Resolved stack trace:

0x81eb577 handle_segfault + 535
0x8ae6f2 (?)
0x84e8f55 my_no_flags_free + 21
0x82913ed _ZN19Table_map_log_eventD0Ev + 29
0x82ee9e5 _Z20exec_relay_log_eventP3THDP17st_relay_log_info + 373
0x82ef9f4 handle_slave_sql + 996
0xd13bd4 (?)
0x9154fe (?)

I've attached a hexdump binlog of the area surrounding the reported slave position.
[24 Sep 2007 1:39] Adam Donnison
Hex binlog of more recent crash.

Attachment: binlog_2.gz (application/x-gzip, text), 1.86 KiB.

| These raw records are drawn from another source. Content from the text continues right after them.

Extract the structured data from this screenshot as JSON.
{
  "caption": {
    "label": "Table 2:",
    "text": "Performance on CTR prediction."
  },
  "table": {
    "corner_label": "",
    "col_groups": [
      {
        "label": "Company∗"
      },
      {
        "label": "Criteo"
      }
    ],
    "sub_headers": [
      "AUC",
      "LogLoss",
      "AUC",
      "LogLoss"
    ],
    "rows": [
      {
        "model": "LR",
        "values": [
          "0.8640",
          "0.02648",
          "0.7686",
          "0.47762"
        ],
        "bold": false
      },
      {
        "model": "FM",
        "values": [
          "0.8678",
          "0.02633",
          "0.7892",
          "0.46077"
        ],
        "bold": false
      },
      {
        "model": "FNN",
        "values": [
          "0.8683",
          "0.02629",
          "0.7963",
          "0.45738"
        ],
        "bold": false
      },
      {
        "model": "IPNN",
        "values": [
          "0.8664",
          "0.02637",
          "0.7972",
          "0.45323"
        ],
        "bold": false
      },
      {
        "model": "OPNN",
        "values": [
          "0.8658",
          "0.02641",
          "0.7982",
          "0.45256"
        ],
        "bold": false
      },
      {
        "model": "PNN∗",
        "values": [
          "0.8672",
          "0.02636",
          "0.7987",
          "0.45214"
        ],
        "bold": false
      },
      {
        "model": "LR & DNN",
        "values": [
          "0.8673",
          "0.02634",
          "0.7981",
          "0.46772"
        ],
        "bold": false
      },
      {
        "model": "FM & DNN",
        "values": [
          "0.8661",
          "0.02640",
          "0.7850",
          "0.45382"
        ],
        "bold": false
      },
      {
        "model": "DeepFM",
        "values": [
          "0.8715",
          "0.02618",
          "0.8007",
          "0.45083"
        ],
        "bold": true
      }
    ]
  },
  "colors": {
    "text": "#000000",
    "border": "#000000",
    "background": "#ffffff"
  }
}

[24 Sep 2007 8:51] Bugs System
A patch for this bug has been committed. After review, it may
be pushed to the relevant source trees for release in the next
version. You can access the patch from:

  http://lists.mysql.com/commits/34502

ChangeSet@1.2595, 2007-09-24 10:50:57+02:00, mats@kindahl-laptop.dnsalias.net +1 -0
  BUG#31076 (Server crashes when start slave is issued):
  Second patch to initailize more uninitialized variables.
[5 Oct 2007 17:56] Bugs System
Pushed into 5.1.23-beta
[8 Oct 2007 12:02] Jon Stephens
Thank you for your bug report. This issue has already been fixed in the latest released version of that product, which you can download at

  http://www.mysql.com/downloads/

Documented in 5.1.22 changelog as:

          Row-based replication from a pre-5.1.22 MySQL Server to a
          MySQL 5.1.22 was unstable due to an uninitialized variable.
[30 Oct 2007 17:24] Kevin Benton
I know this is a closed issue, however, it begs the question - how good is code coverage for MySQL today?  I would have hoped that this would have been caught by a code coverage test.